By Bianca Garner
After catching Robert Eggers’ stunning film “The Lighthouse” at this year’s LFF, I felt compelled to draw up a list of this decade’s greatest films shot in black and white (which is also our poll this week on Next Best Picture). And, while technicolor has been around for a lot longer than you probably realize (the first technicolor film was released in 1935 in the form of historical costume drama “Becky Sharp”), filmmakers are still drawn back to the black and white film format.

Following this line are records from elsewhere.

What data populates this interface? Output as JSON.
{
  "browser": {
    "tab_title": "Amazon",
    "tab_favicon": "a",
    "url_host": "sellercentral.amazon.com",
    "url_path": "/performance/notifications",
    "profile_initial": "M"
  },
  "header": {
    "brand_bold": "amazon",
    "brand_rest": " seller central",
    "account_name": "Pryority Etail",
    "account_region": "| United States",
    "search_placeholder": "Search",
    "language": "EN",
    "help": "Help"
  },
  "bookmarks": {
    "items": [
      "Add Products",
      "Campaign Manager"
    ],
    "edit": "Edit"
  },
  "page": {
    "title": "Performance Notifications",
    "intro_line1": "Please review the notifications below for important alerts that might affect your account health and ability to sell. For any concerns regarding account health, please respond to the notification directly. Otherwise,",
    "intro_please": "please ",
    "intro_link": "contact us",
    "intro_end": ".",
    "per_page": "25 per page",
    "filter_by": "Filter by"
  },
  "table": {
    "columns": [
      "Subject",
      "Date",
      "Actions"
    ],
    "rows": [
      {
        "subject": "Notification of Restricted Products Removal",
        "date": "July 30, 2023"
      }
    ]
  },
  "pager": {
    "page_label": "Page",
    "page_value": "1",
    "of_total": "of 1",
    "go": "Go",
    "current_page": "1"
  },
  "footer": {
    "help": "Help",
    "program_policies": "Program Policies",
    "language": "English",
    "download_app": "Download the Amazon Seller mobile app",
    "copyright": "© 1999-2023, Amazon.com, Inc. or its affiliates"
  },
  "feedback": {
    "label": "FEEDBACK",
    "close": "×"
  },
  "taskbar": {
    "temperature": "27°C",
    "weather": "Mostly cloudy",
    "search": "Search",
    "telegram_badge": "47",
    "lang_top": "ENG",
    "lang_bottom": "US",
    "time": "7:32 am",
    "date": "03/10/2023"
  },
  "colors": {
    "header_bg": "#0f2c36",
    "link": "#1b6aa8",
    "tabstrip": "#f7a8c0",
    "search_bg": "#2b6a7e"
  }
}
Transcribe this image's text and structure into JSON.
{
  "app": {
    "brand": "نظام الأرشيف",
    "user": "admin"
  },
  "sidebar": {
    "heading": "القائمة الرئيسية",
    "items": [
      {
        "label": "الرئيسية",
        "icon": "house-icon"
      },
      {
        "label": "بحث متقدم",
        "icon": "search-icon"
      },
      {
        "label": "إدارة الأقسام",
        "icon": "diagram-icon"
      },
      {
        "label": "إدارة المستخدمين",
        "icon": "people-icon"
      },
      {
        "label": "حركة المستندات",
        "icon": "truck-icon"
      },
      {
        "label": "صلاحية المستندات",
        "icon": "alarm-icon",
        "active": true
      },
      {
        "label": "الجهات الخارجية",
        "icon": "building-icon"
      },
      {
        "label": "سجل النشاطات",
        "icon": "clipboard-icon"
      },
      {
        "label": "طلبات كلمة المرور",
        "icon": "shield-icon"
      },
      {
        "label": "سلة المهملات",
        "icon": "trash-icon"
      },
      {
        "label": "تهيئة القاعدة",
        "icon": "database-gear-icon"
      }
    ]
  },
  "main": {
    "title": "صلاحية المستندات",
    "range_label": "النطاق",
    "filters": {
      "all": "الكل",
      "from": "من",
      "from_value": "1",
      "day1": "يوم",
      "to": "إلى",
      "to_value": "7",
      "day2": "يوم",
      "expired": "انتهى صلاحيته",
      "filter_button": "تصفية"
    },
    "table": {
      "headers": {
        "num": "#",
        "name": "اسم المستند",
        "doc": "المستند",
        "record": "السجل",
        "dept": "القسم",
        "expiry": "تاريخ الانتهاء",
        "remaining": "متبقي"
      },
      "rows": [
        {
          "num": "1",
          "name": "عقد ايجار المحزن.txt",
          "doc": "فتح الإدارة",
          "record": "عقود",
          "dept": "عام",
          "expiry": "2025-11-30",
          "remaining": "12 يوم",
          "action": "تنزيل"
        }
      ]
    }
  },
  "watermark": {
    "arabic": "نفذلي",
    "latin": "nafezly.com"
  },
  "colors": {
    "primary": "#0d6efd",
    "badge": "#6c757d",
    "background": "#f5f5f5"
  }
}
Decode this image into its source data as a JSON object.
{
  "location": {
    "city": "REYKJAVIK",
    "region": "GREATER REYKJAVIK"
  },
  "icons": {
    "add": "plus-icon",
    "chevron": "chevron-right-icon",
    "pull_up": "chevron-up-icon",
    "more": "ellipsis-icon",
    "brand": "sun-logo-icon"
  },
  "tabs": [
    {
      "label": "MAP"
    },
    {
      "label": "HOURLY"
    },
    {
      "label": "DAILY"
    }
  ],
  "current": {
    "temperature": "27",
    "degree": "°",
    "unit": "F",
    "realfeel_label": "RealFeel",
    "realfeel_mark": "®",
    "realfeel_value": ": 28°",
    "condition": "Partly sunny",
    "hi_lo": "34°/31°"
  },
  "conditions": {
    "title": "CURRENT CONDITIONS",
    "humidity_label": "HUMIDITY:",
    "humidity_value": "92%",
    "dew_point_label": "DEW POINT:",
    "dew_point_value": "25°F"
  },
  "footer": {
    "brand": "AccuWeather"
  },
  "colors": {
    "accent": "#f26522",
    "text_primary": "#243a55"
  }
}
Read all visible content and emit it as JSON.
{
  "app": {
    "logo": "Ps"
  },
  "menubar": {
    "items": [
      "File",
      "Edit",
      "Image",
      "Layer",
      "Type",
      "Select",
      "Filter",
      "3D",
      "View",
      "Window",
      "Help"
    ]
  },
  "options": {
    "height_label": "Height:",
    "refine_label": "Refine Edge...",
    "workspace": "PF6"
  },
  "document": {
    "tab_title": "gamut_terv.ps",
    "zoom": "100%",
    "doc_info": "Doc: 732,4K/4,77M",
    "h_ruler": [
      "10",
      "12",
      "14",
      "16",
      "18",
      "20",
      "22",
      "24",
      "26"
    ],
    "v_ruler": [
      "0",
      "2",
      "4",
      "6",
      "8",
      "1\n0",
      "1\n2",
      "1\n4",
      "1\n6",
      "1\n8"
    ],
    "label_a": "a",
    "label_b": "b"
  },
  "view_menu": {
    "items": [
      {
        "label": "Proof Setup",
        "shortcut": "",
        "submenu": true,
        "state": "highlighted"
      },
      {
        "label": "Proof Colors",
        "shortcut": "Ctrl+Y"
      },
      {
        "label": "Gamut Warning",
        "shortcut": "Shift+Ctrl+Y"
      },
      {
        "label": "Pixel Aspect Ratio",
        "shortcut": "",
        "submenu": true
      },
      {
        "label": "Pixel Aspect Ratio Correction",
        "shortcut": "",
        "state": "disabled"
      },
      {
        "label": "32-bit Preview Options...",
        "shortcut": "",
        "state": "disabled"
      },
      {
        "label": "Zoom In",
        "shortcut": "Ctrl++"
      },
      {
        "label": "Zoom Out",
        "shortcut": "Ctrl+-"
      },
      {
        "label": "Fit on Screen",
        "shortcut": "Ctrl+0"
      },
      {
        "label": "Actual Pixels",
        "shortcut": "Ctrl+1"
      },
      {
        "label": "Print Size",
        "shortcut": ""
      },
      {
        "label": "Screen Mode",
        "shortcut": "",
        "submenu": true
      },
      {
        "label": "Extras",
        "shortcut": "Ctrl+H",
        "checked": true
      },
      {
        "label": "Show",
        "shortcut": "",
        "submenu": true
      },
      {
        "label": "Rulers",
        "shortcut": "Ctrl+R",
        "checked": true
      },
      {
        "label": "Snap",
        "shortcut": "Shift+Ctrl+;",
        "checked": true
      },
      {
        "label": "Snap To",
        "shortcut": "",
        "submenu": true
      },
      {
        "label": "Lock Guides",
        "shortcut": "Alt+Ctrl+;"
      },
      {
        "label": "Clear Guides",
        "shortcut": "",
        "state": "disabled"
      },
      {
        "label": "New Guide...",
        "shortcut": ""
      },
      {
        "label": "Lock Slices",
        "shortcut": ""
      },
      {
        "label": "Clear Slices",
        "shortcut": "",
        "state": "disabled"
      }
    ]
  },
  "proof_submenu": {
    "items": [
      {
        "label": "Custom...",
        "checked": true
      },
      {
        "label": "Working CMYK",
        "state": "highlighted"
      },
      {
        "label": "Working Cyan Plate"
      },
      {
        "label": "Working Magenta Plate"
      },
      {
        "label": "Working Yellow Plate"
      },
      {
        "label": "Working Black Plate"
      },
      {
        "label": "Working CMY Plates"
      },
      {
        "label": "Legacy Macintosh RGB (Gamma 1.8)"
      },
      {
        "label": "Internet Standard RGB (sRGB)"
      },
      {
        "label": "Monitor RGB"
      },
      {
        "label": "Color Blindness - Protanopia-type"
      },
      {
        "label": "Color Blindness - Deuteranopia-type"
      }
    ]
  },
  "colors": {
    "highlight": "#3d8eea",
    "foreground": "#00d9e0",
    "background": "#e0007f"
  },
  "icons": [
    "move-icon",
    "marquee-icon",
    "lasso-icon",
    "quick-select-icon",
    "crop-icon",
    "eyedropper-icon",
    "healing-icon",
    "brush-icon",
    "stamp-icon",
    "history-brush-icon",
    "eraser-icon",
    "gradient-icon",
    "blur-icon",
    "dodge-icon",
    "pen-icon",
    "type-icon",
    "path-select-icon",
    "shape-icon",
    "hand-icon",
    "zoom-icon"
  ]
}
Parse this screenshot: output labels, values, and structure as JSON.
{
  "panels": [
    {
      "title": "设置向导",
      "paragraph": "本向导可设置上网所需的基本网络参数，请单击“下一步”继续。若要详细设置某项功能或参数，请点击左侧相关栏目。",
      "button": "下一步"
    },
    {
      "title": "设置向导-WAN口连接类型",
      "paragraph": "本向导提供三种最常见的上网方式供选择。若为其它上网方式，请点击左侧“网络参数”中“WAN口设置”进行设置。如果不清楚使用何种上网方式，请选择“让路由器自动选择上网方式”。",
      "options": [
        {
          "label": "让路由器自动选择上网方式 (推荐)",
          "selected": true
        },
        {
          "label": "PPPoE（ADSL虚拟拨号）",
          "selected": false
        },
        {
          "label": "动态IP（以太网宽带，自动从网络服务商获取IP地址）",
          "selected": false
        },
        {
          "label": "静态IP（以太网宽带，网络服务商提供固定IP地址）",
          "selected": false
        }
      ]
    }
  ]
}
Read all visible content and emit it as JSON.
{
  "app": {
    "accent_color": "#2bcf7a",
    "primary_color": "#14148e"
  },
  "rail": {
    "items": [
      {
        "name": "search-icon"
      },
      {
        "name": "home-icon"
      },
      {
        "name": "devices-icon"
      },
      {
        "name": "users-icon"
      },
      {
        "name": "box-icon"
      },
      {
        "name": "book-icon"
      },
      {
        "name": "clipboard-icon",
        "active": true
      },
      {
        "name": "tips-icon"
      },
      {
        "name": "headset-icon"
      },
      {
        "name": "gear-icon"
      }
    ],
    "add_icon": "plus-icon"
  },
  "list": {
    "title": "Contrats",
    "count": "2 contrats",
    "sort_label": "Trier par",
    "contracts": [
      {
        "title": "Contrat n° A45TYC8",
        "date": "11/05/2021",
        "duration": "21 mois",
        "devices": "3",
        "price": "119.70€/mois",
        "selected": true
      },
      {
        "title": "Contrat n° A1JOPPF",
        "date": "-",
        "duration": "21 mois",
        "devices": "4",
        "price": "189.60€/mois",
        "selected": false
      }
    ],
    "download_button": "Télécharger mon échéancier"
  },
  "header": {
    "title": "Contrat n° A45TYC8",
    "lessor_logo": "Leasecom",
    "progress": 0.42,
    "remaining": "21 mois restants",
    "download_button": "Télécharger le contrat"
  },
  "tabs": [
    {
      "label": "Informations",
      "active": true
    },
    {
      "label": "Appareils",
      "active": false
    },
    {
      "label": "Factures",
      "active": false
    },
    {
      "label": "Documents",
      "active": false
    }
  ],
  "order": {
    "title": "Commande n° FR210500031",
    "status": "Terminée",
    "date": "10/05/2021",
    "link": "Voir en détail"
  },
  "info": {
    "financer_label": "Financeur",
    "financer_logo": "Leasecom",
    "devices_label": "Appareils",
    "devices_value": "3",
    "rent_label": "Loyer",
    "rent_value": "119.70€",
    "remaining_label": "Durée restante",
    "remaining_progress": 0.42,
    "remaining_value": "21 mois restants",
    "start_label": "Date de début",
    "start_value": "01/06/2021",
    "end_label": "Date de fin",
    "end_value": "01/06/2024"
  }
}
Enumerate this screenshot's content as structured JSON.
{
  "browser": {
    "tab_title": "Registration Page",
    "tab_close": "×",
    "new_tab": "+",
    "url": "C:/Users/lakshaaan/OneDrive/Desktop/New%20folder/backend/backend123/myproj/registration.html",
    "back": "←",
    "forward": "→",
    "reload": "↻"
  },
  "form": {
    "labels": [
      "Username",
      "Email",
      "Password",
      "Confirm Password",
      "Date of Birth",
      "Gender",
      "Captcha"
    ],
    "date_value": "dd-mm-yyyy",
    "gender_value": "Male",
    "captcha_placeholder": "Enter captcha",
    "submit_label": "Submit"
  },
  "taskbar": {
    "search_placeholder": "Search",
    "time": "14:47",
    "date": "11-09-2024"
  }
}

There’s a power that black and white films seem to possess, a magical quality to them which I can quite put my finger on. And, despite growing up in a world of color, I find myself drawn to black and white films especially ‘modern’ films such as Ben Wheatley’s surreal and haunting civil war film “A Field in England” (2013) and Noah Baumbach’s quirky, indie delight “Frances Ha” (2013). So, here’s a list of my personal favorite black and white films from this decade.
There are a few films that didn’t quite make my top 10 that I wish to mention quickly: Miguel Gomes's “Tabu” (2012), Tim Burton's “Frankenweenie” (2012), François Ozon “Frantz” (2016), Frank Miller and Robert Rodriguez’s “Sin City: A Dame to Kill For” (2014). Heck, I couldn’t even picture Tom Six’s gross and frightfully disturbing film “The Human Centipede 2” (2011) working in color, and despite being one of the most horrific films ever made, David Meadows’ cinematography is worth mentioning as the film’s only redeeming quality.